Developmental outcomes for cognitive, motor and language functions were assessed in 81 infants. The researchers found slightly significant differences in mean cognitive scores between infants with and without ROP, but no significant differences in mean language or motor scores. In the group with severe ROP, there were no statistically significant differences in development scores and no statistically significant differences in the incidence of developmental delay in patients with or without ROP or severe ROP.

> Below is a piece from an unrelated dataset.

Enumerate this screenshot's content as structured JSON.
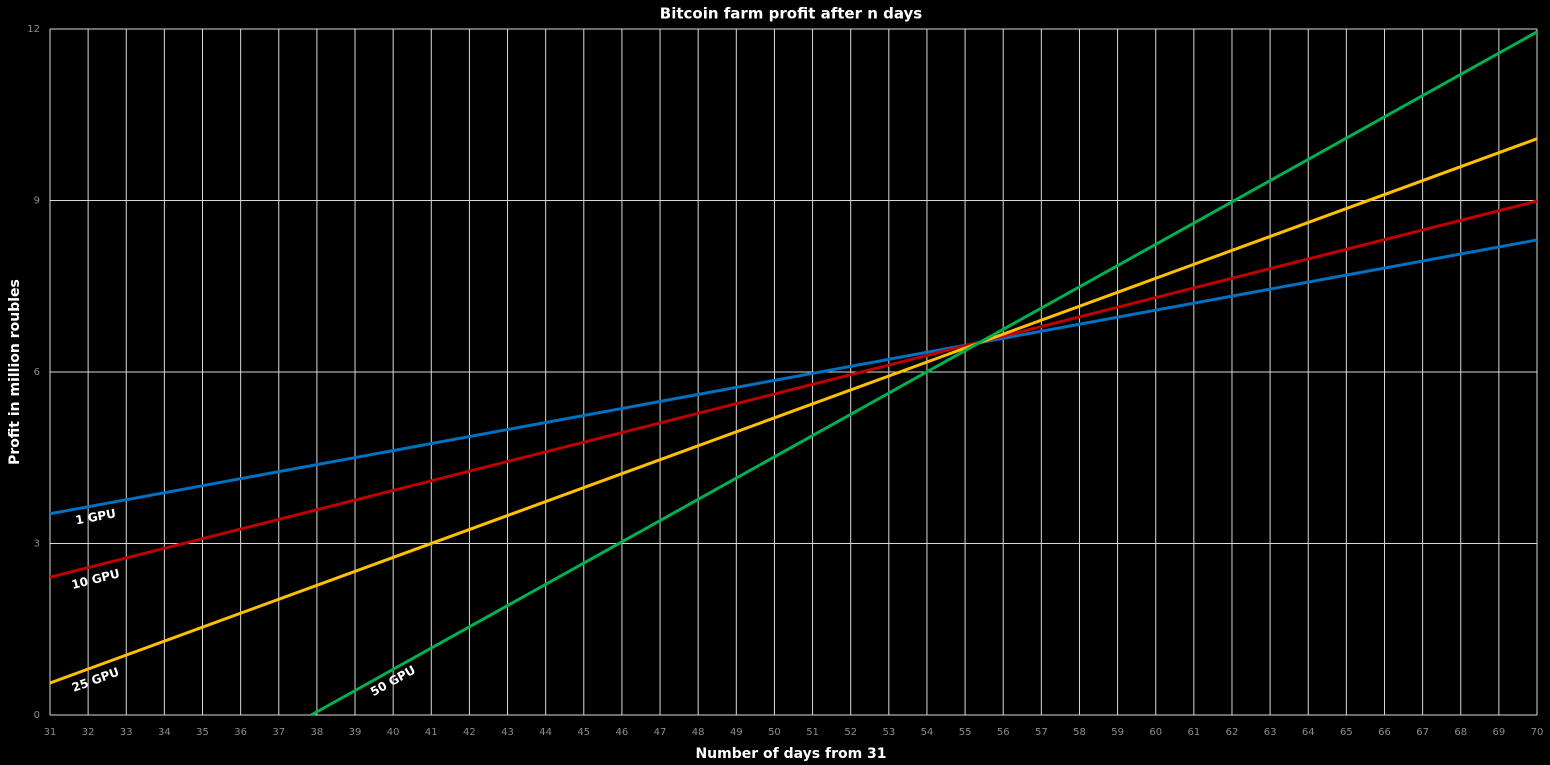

Several regression analyzes were performed to examine the relationship between fractional anisotropy, or MD values of the white matter signaling pathway, and Bayley Scales of Infant and Toddler Development (BSID-III) values. In multivariate analyzes including gender, gestational age, gestational age on MRI, BPD, sepsis, and maternal education, cognitive scores were significantly associated with fractional anisotropy values of the left corticospinal tract and middle cerebellar pedicle, as well as MD values of the left and right corticospinal tracts, middle cerebellar stalk, left unified fascicle primary motor cortices and left and right hearing radiation.
Finally, the researchers compared BSID-III scores between infants with ROP treated with and without intravitreal bevacizumab therapy. There were no significant differences in development scores or the incidence of developmental delays in cognitive, motor or language functions between these two groups. Significant associations were found between intravitreal bevacizumab therapy and MD values for the path between the pre- and primary motor cortex in the left hemisphere, which were present in multiple regression analyzes.
Limitations of the study include challenges associated with performing MRI in infants, particularly when sedation is required which may pose a medical risk, the short follow-up time, and the limited accuracy of assessing speech function in such a youngster Age. Visual acuity was not assessed in this patient population.
“The developmental outcomes were similar in preterm infants with and without ROP or severe ROP, and between ROP infants with and without antivascular endothelial growth factor therapy,” the researchers said. “Although future studies should examine long-term development outcomes and white matter maturation in infants treated with anti-VEGF therapy for ROP, our study suggests a possible association between therapy and the maturation of motor-associated white matter pathways there. ”
Ahn SJ, Lee JY, Lee JY et al. Maturation of white matter and early developmental outcomes in premature infants with premature retinopathy. Invest Ophthalmol Vis Sci. 2021; 62 (2): 2. doi: 10.1167 / iovs.62.2.2.